The term "neurodivergent" was coined by autistic sociologist Judy Singer in the late 1990s and popularized through neurodiversity advocacy to describe minds that process information, regulate attention, and experience the social and physical environment in ways that differ from the statistical majority. The umbrella covers autism spectrum conditions, ADHD, dyslexia, dyspraxia, dyscalculia, Tourette syndrome, and a range of other conditions whose common feature is not impairment per se but difference in cognitive profile — specific areas of significant strength alongside specific areas of difficulty, with the pattern of strengths and difficulties varying by condition and by individual.

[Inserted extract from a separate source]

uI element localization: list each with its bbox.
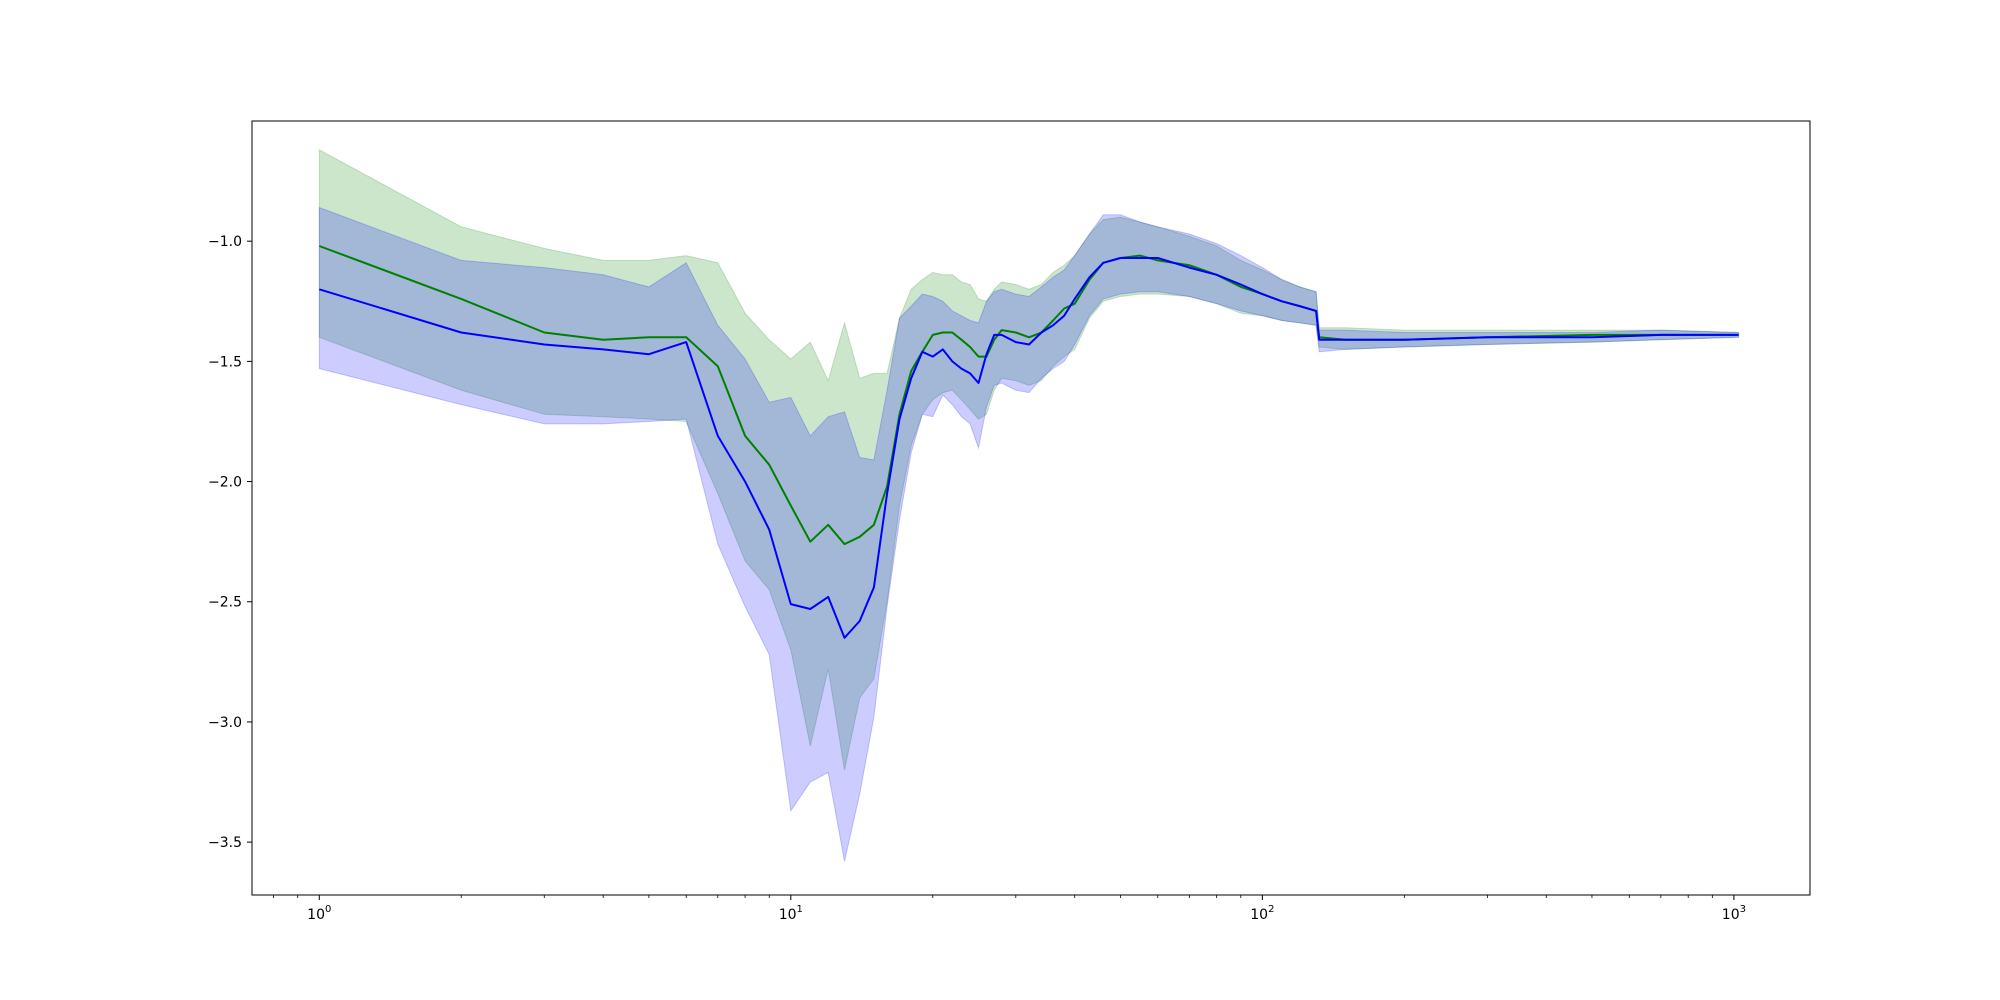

The workplace was not designed for this range of profiles. Most conventional workplaces were designed around the assumption of neurotypical workers: continuous open-plan offices (which punish sensory sensitivities and attentional differences), unstructured social expectations (which punish social communication differences), evaluation criteria built around speed and conventional communication (which penalize people whose processing style is different), and cultural norms that treat preference for routine, depth over breadth, or atypical social presentation as personality flaws rather than cognitive differences.

The neurodivergent worker navigating this environment is dealing with what Nick Walker calls the "neurotypical normative model" — the assumption that neurotypical cognition is correct cognition, and that deviation from it is deficit. This model has deep roots in psychiatric classification systems, in education, and in workplaces. Its alternative is not the claim that all cognitive styles produce equal outcomes in all contexts (they don't) but that the mismatch between neurodivergent cognition and neurotypically-designed environments is at least partly a design problem.

ADHD, affecting an estimated 5–10% of adults, is characterized by variability in attentional deployment, impulsivity, and difficulties with certain executive functions — not an absence of attention, but difficulty modulating it voluntarily. The ADHD worker may hyperfocus on work that engages them to a degree that neurotypical workers cannot match, while failing to sustain attention on work that doesn't. The environment that gets the most from this profile is one that aligns interest with task, allows variable intensity, and does not punish the inability to perform uniform attention on demand.

Autism brings variation in social communication and sensory processing, alongside often intense domain expertise, systematic thinking, direct communication style, and unusual reliability on matters of fact and routine. The autistic worker who is in a role that matches their cognitive profile and in an environment that accommodates their sensory and social needs can be among the most productive and accurate workers in any organization. The autistic worker who is in a mismatched role in a neurotypically hostile environment is spending most of their cognitive budget on masking — performing neurotypicality — and has little left for work.

The disclosure question for neurodivergent workers is as complex as for disabled workers generally, with additional dimensions. Autism and ADHD carry specific workplace stigmas: the autistic worker risks being seen as difficult, uncollegiate, or inappropriate; the ADHD worker risks being seen as unreliable, disorganized, or unmotivated. These stigmas are cultural products, not accurate assessments, but they are real in their effects.

The Unity premise for the neurodivergent worker is identical to the general premise: you are a full human subject, your cognitive profile is one dimension of you, and the job is accurate accounting of what you do well and what you need in order to do it. The cultural work of neurodiversity advocacy has been to make that accounting possible by providing vocabulary, community, and evidence that challenge the deficit-only narrative. The personal work is applying that to specific career choices, specific workplaces, and specific accommodation strategies.